Beda lagi dengan Widya Pratiwi, saat ini dengan kapasitas sebagai ketua PKK, cukup gerilya dengan mendatangi hampir seluruh daerah di Maluku. Meski dengan program PKK penurunan dan pencegahan stunting dan lainnya, tetapi disisi lain tingkat keterkenalannya di masyarakat sudah tinggi.
Dan ini sangat muda baginya untuk kerja politik meraih suara ke DPR RI. Belum lagi kekuatan suaminya Murad Ismail, sebagai Gubernur Maluku, yang akan mengeluarkan seluruh kemampuannya.

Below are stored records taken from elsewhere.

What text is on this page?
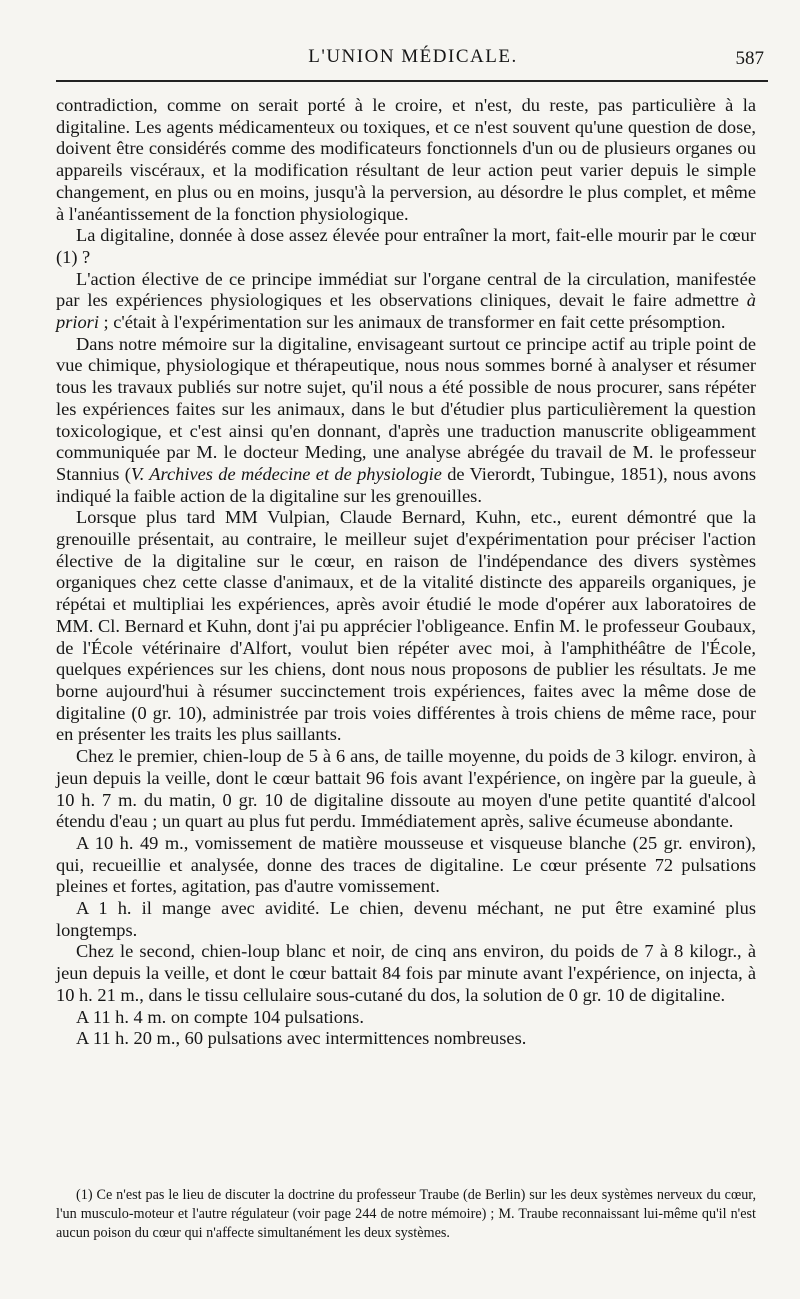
L'UNION MÉDICALE.	587

contradiction, comme on serait porté à le croire, et n'est, du reste, pas particulière à la digitaline. Les agents médicamenteux ou toxiques, et ce n'est souvent qu'une question de dose, doivent être considérés comme des modificateurs fonctionnels d'un ou de plusieurs organes ou appareils viscéraux, et la modification résultant de leur action peut varier depuis le simple changement, en plus ou en moins, jusqu'à la perversion, au désordre le plus complet, et même à l'anéantissement de la fonction physiologique.

La digitaline, donnée à dose assez élevée pour entraîner la mort, fait-elle mourir par le cœur (1) ?

L'action élective de ce principe immédiat sur l'organe central de la circulation, manifestée par les expériences physiologiques et les observations cliniques, devait le faire admettre à priori ; c'était à l'expérimentation sur les animaux de transformer en fait cette présomption.

Dans notre mémoire sur la digitaline, envisageant surtout ce principe actif au triple point de vue chimique, physiologique et thérapeutique, nous nous sommes borné à analyser et résumer tous les travaux publiés sur notre sujet, qu'il nous a été possible de nous procurer, sans répéter les expériences faites sur les animaux, dans le but d'étudier plus particulièrement la question toxicologique, et c'est ainsi qu'en donnant, d'après une traduction manuscrite obligeamment communiquée par M. le docteur Meding, une analyse abrégée du travail de M. le professeur Stannius (V. Archives de médecine et de physiologie de Vierordt, Tubingue, 1851), nous avons indiqué la faible action de la digitaline sur les grenouilles.

Lorsque plus tard MM Vulpian, Claude Bernard, Kuhn, etc., eurent démontré que la grenouille présentait, au contraire, le meilleur sujet d'expérimentation pour préciser l'action élective de la digitaline sur le cœur, en raison de l'indépendance des divers systèmes organiques chez cette classe d'animaux, et de la vitalité distincte des appareils organiques, je répétai et multipliai les expériences, après avoir étudié le mode d'opérer aux laboratoires de MM. Cl. Bernard et Kuhn, dont j'ai pu apprécier l'obligeance. Enfin M. le professeur Goubaux, de l'École vétérinaire d'Alfort, voulut bien répéter avec moi, à l'amphithéâtre de l'École, quelques expériences sur les chiens, dont nous nous proposons de publier les résultats. Je me borne aujourd'hui à résumer succinctement trois expériences, faites avec la même dose de digitaline (0 gr. 10), administrée par trois voies différentes à trois chiens de même race, pour en présenter les traits les plus saillants.

Chez le premier, chien-loup de 5 à 6 ans, de taille moyenne, du poids de 3 kilogr. environ, à jeun depuis la veille, dont le cœur battait 96 fois avant l'expérience, on ingère par la gueule, à 10 h. 7 m. du matin, 0 gr. 10 de digitaline dissoute au moyen d'une petite quantité d'alcool étendu d'eau ; un quart au plus fut perdu. Immédiatement après, salive écumeuse abondante.

A 10 h. 49 m., vomissement de matière mousseuse et visqueuse blanche (25 gr. environ), qui, recueillie et analysée, donne des traces de digitaline. Le cœur présente 72 pulsations pleines et fortes, agitation, pas d'autre vomissement.

A 1 h. il mange avec avidité. Le chien, devenu méchant, ne put être examiné plus longtemps.

Chez le second, chien-loup blanc et noir, de cinq ans environ, du poids de 7 à 8 kilogr., à jeun depuis la veille, et dont le cœur battait 84 fois par minute avant l'expérience, on injecta, à 10 h. 21 m., dans le tissu cellulaire sous-cutané du dos, la solution de 0 gr. 10 de digitaline.

A 11 h. 4 m. on compte 104 pulsations.

A 11 h. 20 m., 60 pulsations avec intermittences nombreuses.

(1) Ce n'est pas le lieu de discuter la doctrine du professeur Traube (de Berlin) sur les deux systèmes nerveux du cœur, l'un musculo-moteur et l'autre régulateur (voir page 244 de notre mémoire) ; M. Traube reconnaissant lui-même qu'il n'est aucun poison du cœur qui n'affecte simultanément les deux systèmes.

"Jadi kalau dari sisi ini, Ibu Widya kelihatannya agak lebih ringan dalam meraup suara. Karena selain ada Murad, Widya sendiri sudah cukup dikenal masyarakat dengan berbagai kunjungannya ke hampir semua daerah. Beda dengan Dandy yang harus bekerja keras lagi,"katanya.
Namun, hal lain yang perlu dilihat adalah apakah PAN maupun Demokrat bisa lolos 4 persen di Perlemen Threshold atau tidak.
"Ini masalah. Karena dengan perkembangan saat ini yang makin mendekati pemilu 2024, isu seperti itu terus digaungkan ditingkat pusat,"ujarnya.
Dosen di Fakultas Ilmu Sosial dan Ilmu Politik (FISIP) Unpatti itu menambahkan, biasanya seseorang mau terjun ke DPR harus sudah sering ke masyarakat untuk memperkenalkan diri guna mencari popularitas, akseptabilitas, dan elektabilitas.
Selain itu, yang berpeluang lolos harus yang mempunyai logistik maksimal dan jaringan sosial luas.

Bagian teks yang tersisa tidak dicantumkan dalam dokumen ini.